I couldn't pull out the others in the bus from a line-up of techies. Just across me, on the other side of the bus, is one who's dressed fairly formally for a code-jock in khakis and an almost-clean white shirt. ''A hangover from yesterday,'' whispers Samit. ''We insist on formal attire on Mondays. But as the week progresses, things will get more and more casual.'' I can see that: khaki-and-white hasn't shaved. What's strange, though, is that there isn't much talk in the bus. People sort of say hello and then whip out newspapers and magazines (a few rows in front, a girl who looks like she means business takes what looks very much like a tech-book from her bag) and bury their noses in them. And yes, I can see a couple of heads right up in front starting to nod off. Samit follows my line of vision and shrugs: ''Some catch up on their sleep.''
The crowd's also far more cosmopolitan than I expected (so much for preconceived reporter-notions). To my untrained eye-it isn't too difficult to hazard fairly accurate guesses on provenance-there appears to be the usual profusion of eggheads from the South of the Vindhyas. But there are also faces that bespeak an origin in other places: the West, the North, and the North-East. I learn later that three or four of the outsiders often get together and sub-let an apartment or a house in localities like BTM Layout.

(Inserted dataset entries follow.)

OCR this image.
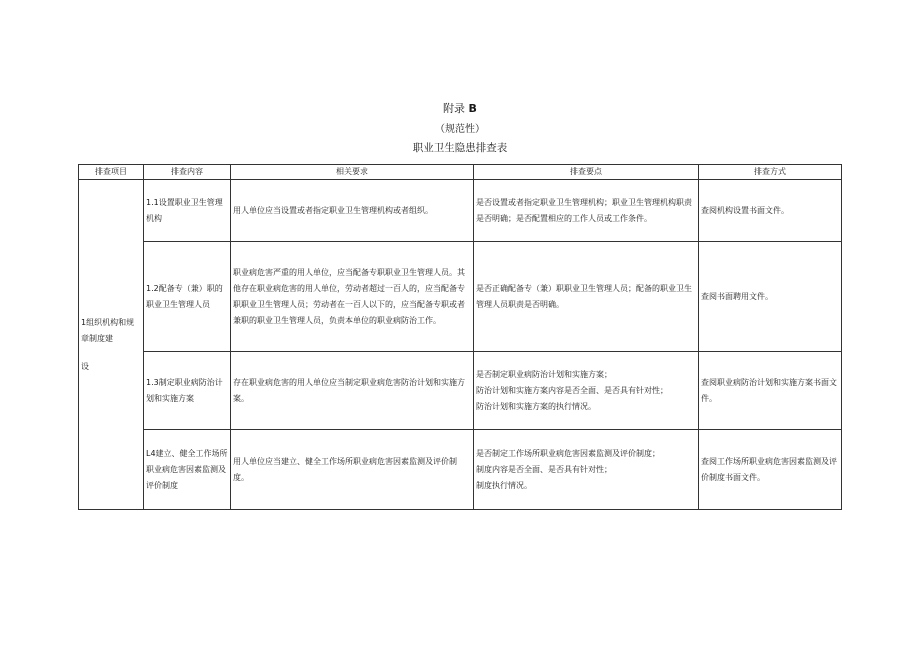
附录 B
（规范性）
职业卫生隐患排查表
排查项目	排查内容	相关要求	排查要点	排查方式

1组织机构和规章制度建
设	1.1设置职业卫生管理机构	用人单位应当设置或者指定职业卫生管理机构或者组织。	是否设置或者指定职业卫生管理机构；职业卫生管理机构职责是否明确；是否配置相应的工作人员或工作条件。	查阅机构设置书面文件。
	1.2配备专（兼）职的职业卫生管理人员	职业病危害严重的用人单位，应当配备专职职业卫生管理人员。其他存在职业病危害的用人单位，劳动者超过一百人的，应当配备专职职业卫生管理人员；劳动者在一百人以下的，应当配备专职或者兼职的职业卫生管理人员，负责本单位的职业病防治工作。	是否正确配备专（兼）职职业卫生管理人员；配备的职业卫生管理人员职责是否明确。	查阅书面聘用文件。
	1.3制定职业病防治计划和实施方案	存在职业病危害的用人单位应当制定职业病危害防治计划和实施方案。	是否制定职业病防治计划和实施方案；
防治计划和实施方案内容是否全面、是否具有针对性；
防治计划和实施方案的执行情况。	查阅职业病防治计划和实施方案书面文件。
	L4建立、健全工作场所职业病危害因素监测及评价制度	用人单位应当建立、健全工作场所职业病危害因素监测及评价制度。	是否制定工作场所职业病危害因素监测及评价制度；
制度内容是否全面、是否具有针对性；
制度执行情况。	查阅工作场所职业病危害因素监测及评价制度书面文件。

But to get back to the bus, the crowd, with one significant exception-me-is young. Most of them are junior employees. Other junior employees ride into work on their motorcycles, but the company discourages the practice: Hosur Road, for those who don't know their Bangalore is as treacherous a thoroughfare as you can get. Most executives in the middle - and the senior-levels- include some junior employees who've cashed in their stock-drive into work.
[ II ] It's a quarter past seven and the bus rolls into the Infosys lot. Spread across 50 acres, the company's campus-that's what everyone insists on calling it-has grown to almost unrecognisable proportions from the one I visited in the summer of 1995. Then, the Infosys campus had all of one office block (presently, to my dismay, called the Heritage Building); now it has five. Then, it had one canteen; now it has three, apart from a Dominos outlet, a Coffee Day bar, a kathi-roll joint, and the only branch of that hallowed dive, the Mavalli Tiffin Rooms (MTR). Then it had one small gymnasium. Now it has a 5,000-square feet one that comes with a sauna. Other novelties on the campus include a 5,000-square feet swimming pool, a three-storeyed chrome and glass training centre where fifty of the country's best software instructors put every batch of engineers recruited by the company through a gruelling three-month training programme (Investment: Rs 23.6 crore), a parqueted aerobics room, Asia's largest video-wall, and a full-fledged medical centre. And yes, a miniature golfing green.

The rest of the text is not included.